Le Groupe de travail suggère au Gouvernement du Canada de créer
un fonds d'aide juridique pour aider les créateurs et titulaires
de droits d'auteur à financer des contestations juridiques lorsque
leurs oeuvres sont exploitées par des usagers non autorisés.
La défense des droits économiques et moraux entraîne
des débours que seule une infime minorité de créateurs
ou de titulaires de droits d'auteur peut se permettre. La plupart d'entre
eux n'ont guère d'autre choix que de perdre des retombées
économiques auxquelles ils ont pourtant droit.
Le Groupe de travail recommande la tenue d'une conférence spéciale
sur le statut de l'artiste, à laquelle participeraient le gouvernement
fédéral et ses homologues provinciaux, afin de tracer les
grandes lignes d'un plan d'action susceptible d'améliorer la situation
des artistes et créateurs. En y invitant les représentants
des principaux syndicats et organismes de représentation des artistes,
les gouvernements seraient mieux placés pour cerner les problèmes
les plus aigus.
Le Groupe de travail recommande aux ministres de la Culture (fédéral
et provinciaux) de considérer comme prioritaire le financement des
organismes de service aux arts et des associations professionnelles qui
regroupent les entreprises culturelles.
Le Groupe de travail estime que la santé à long terme
de la culture canadienne est assujettie à notre capacité
collective de soutenir ces institutions. Dans le cadre de la révision
et du peaufinage des mesures culturelles, le gouvernement fédéral
devrait formuler une politique applicable aux établissements nationaux
de formation, afin de leur assurer un financement stable et suffisant.
C'est alors seulement qu'ils pourront consacrer leur énergie à
remplir leur véritable mandat, soit la formation des nouvelles générations
d'artistes et de travailleurs culturels.
Que Développement des ressources humaines Canada, en collaboration
avec le ministère du Patrimoine canadien, mette en oeuvre un programme
stable, pluriannuel de financement de la formation artistique ainsi que
du perfectionnement et de l'accroissement des compétences dont ont
besoin les artistes et travailleurs culturels.

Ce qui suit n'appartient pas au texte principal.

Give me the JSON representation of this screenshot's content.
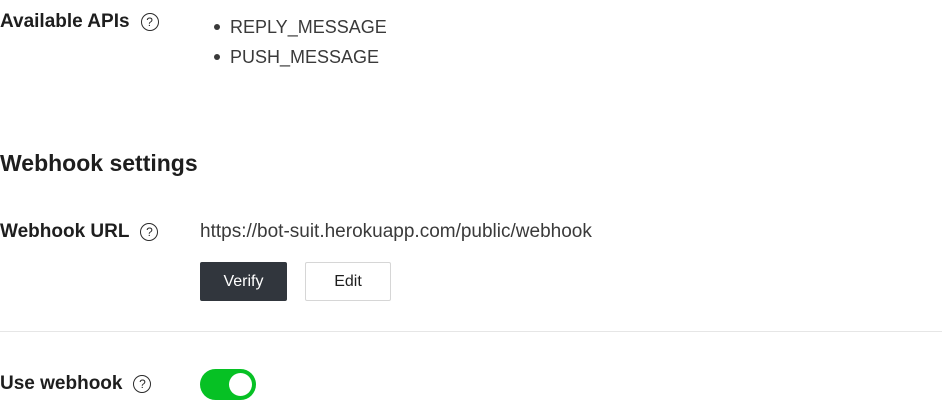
{
  "available_apis": {
    "label": "Available APIs",
    "help_icon": "question-circle-icon",
    "items": [
      "REPLY_MESSAGE",
      "PUSH_MESSAGE"
    ]
  },
  "webhook_settings": {
    "title": "Webhook settings",
    "webhook_url": {
      "label": "Webhook URL",
      "help_icon": "question-circle-icon",
      "value": "https://bot-suit.herokuapp.com/public/webhook",
      "verify_label": "Verify",
      "edit_label": "Edit"
    },
    "use_webhook": {
      "label": "Use webhook",
      "help_icon": "question-circle-icon",
      "enabled": true
    }
  },
  "colors": {
    "toggle_on": "#06c124",
    "verify_button": "#31363d"
  }
}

Que, dans le cadre des négociations relatives à la dévolution
aux provinces des services propres au marché du travail, Développement
des ressources humaines Canada s'assure que les conseils sectoriels de
formation et de perfectionnement sont considérés comme les
mieux placés pour s'adresser au secteur; que leur financement fasse
l'objet d'une obligation écrite dans les ententes sur le transfert
des responsabilités.
Le Groupe de travail recommande à la commission spéciale
de prêter une attention particulière à la manière
dont les importantes institutions culturelles nationales se complètent
et s'épaulent pour remplir leur mission collective, soit développer,
célébrer et encourager l'expression culturelle au Canada.

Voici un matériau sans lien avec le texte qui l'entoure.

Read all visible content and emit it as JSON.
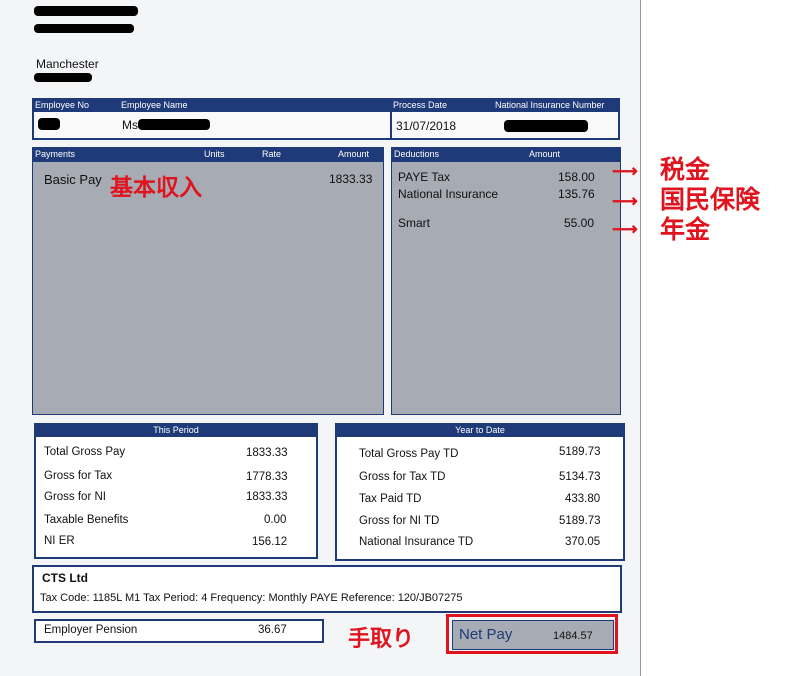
{
  "company_city": "Manchester",
  "header_fields": {
    "employee_no_label": "Employee No",
    "employee_name_label": "Employee Name",
    "process_date_label": "Process Date",
    "ni_number_label": "National Insurance Number",
    "employee_name_prefix": "Ms",
    "process_date": "31/07/2018"
  },
  "payments": {
    "title": "Payments",
    "units_label": "Units",
    "rate_label": "Rate",
    "amount_label": "Amount",
    "items": [
      {
        "label": "Basic Pay",
        "amount": "1833.33"
      }
    ]
  },
  "deductions": {
    "title": "Deductions",
    "amount_label": "Amount",
    "items": [
      {
        "label": "PAYE Tax",
        "amount": "158.00"
      },
      {
        "label": "National Insurance",
        "amount": "135.76"
      },
      {
        "label": "Smart",
        "amount": "55.00"
      }
    ]
  },
  "this_period": {
    "title": "This Period",
    "rows": [
      {
        "label": "Total Gross Pay",
        "value": "1833.33"
      },
      {
        "label": "Gross for Tax",
        "value": "1778.33"
      },
      {
        "label": "Gross for NI",
        "value": "1833.33"
      },
      {
        "label": "Taxable Benefits",
        "value": "0.00"
      },
      {
        "label": "NI ER",
        "value": "156.12"
      }
    ]
  },
  "year_to_date": {
    "title": "Year to Date",
    "rows": [
      {
        "label": "Total Gross Pay TD",
        "value": "5189.73"
      },
      {
        "label": "Gross for Tax TD",
        "value": "5134.73"
      },
      {
        "label": "Tax Paid TD",
        "value": "433.80"
      },
      {
        "label": "Gross for NI TD",
        "value": "5189.73"
      },
      {
        "label": "National Insurance TD",
        "value": "370.05"
      }
    ]
  },
  "employer": {
    "name": "CTS Ltd",
    "details": "Tax Code: 1185L M1  Tax Period: 4  Frequency: Monthly  PAYE Reference: 120/JB07275"
  },
  "employer_pension": {
    "label": "Employer Pension",
    "value": "36.67"
  },
  "net_pay": {
    "label": "Net Pay",
    "value": "1484.57"
  },
  "annotations": {
    "basic_income": "基本収入",
    "tax": "税金",
    "national_insurance": "国民保険",
    "pension": "年金",
    "take_home": "手取り",
    "accent_color": "#e0141e"
  }
}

Le Groupe de travail recommande à la Commission spéciale
d'examiner divers modèles de collaboration plus étroite entre
la CBC/SRC, l'Office national du film et Téléfilm Canada
afin de s'assurer que ces organismes font leur possible pour faciliter
l'accès des Canadiens à la culture et encouragent l'essor
de l'expression culturelle au Canada.
Le Groupe de travail recommande au gouvernement d'inscrire à
l'ordre du jour de la prochaine réunion fédérale-provinciale
des ministres de la Culture un projet de type «Ville culturelle».

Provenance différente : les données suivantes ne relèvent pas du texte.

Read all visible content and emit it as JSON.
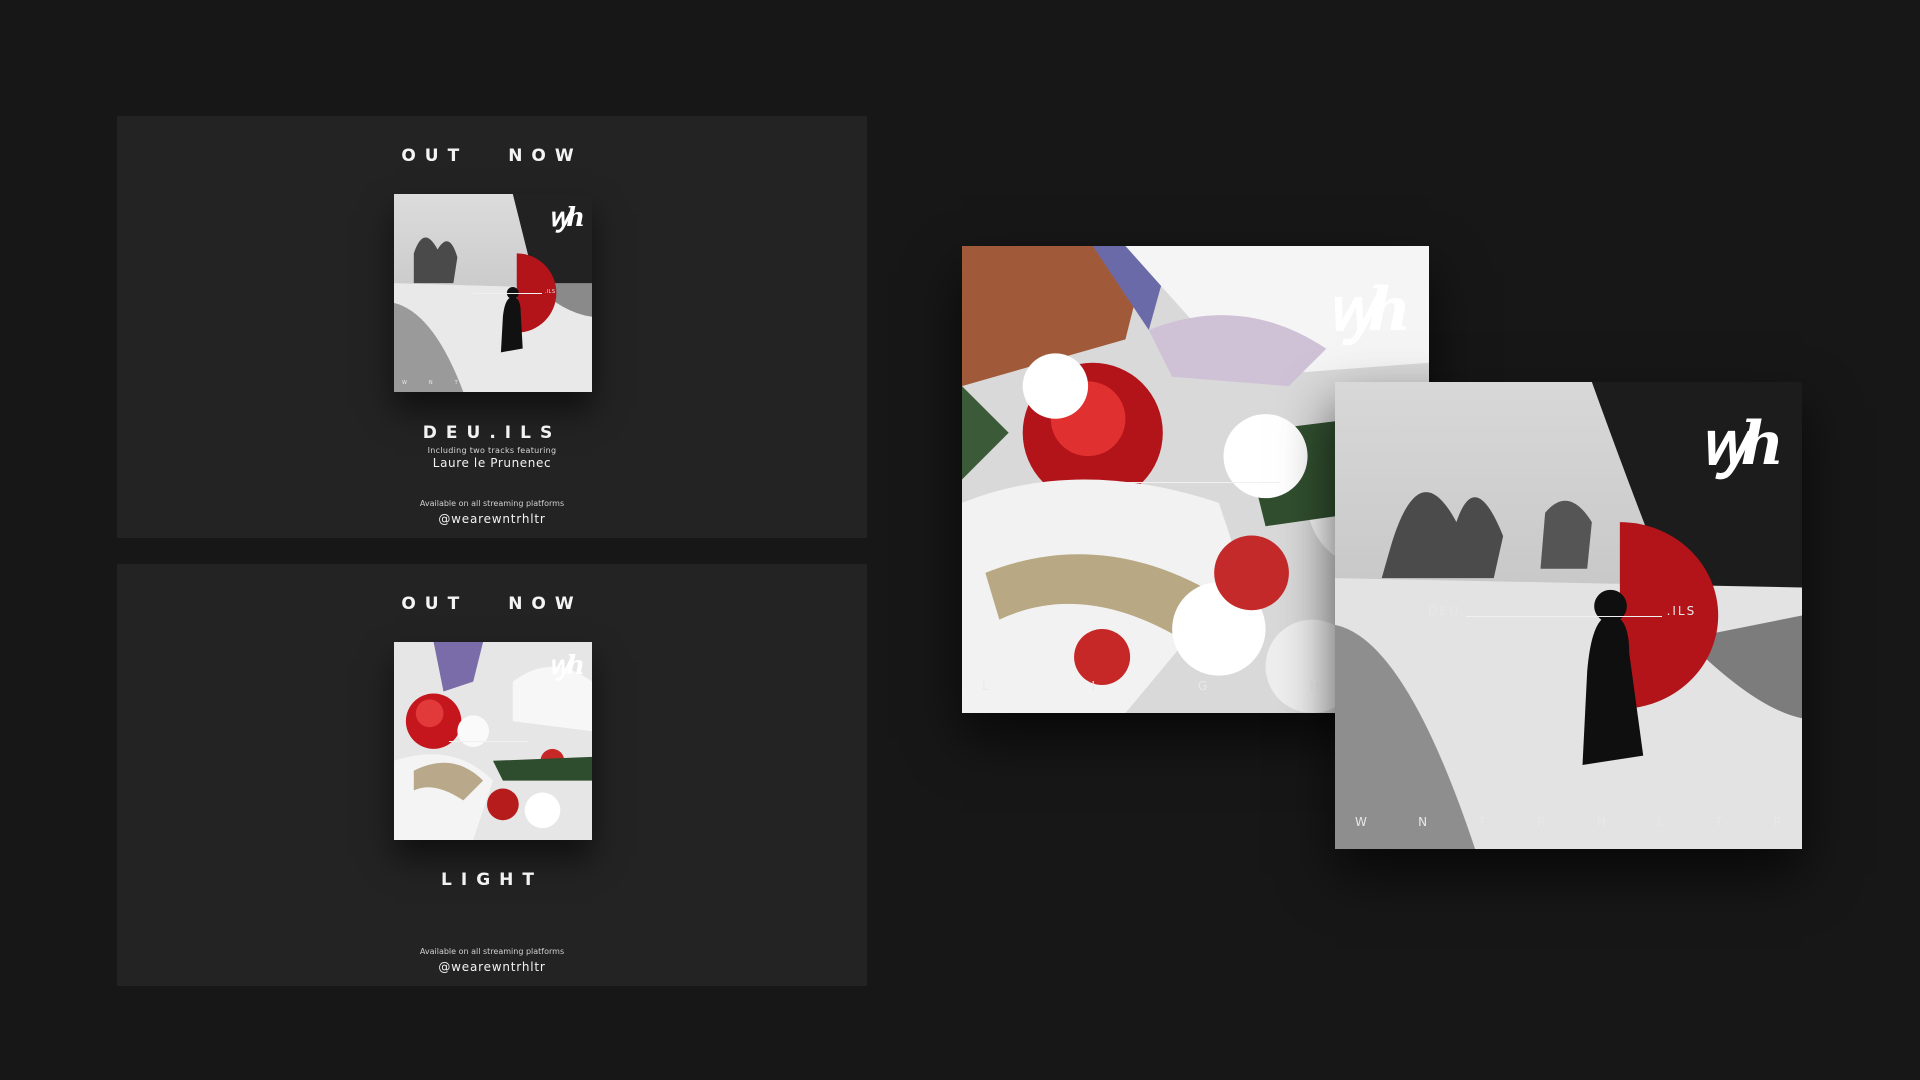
{
  "brand": {
    "logo_text": "ꝡh",
    "palette": {
      "background": "#171717",
      "panel": "#232323",
      "accent": "#b3141a"
    }
  },
  "promo_deuils": {
    "heading_left": "OUT",
    "heading_right": "NOW",
    "album": "DEU.ILS",
    "featuring_line": "Including two tracks featuring",
    "featuring_name": "Laure le Prunenec",
    "availability": "Available on all streaming platforms",
    "handle": "@wearewntrhltr"
  },
  "promo_light": {
    "heading_left": "OUT",
    "heading_right": "NOW",
    "album": "LIGHT",
    "availability": "Available on all streaming platforms",
    "handle": "@wearewntrhltr"
  },
  "cover_light": {
    "letters": [
      "L",
      "I",
      "G",
      "H"
    ]
  },
  "cover_deuils": {
    "left_label": "DEU",
    "right_label": ".ILS",
    "letters": [
      "W",
      "N",
      "T",
      "R",
      "H",
      "L",
      "T",
      "R"
    ]
  }
}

Le Groupe de travail recommande également à la Fédération
canadienne des municipalités d'envisager la possibilité d'intéresser
ses membres à ce projet. Le Groupe de travail suggère que
les travaux débutent en l'an 2000.
Le Groupe de travail estime que les Canadiens devraient avoir librement
accès à leur patrimoine. Il recommande donc ce qui suit :
- Les collections des musées devraient être accessibles
à tous. Pour assumer cette responsabilité, les musées
devraient prendre des initiatives dynamiques : accroître le nombre
et la fréquence des expositions itinérantes, des échanges
et des programmes éducatifs; mettre à profit la nouvelle
technologie.
- Les gouvernements (fédéral et provinciaux) et les municipalités
devraient collaborer pour garantir aux musées et autres établissements
de conservation du patrimoine un financement stable et continu. Ils devraient
mettre en oeuvre une stratégie de propagation qui permettrait à
tous les Canadiens et Canadiennes d'apprécier leur patrimoine culturel.
- Les musées et autres établissements de conservation du
patrimoine ont un rôle crucial à jouer dans la découverte,
la promotion et l'intégration sociale des artistes, des chercheurs
et des connaisseurs. C'est ce qui leur permettra d'éveiller la créativité
chez tous les Canadiens.
- Que le Gouvernement du Canada mette en oeuvre une stratégie
nationale de conservation, afin de s'assurer que notre patrimoine collectif
reçoive des soins adéquats et fasse l'objet d'une recherche
documentaire approfondie. Cette stratégie ne doit pas seulement
faire appel à la communauté muséale. Elle doit aussi
mobiliser nos concitoyens, les entreprises et les organismes sans but lucratif.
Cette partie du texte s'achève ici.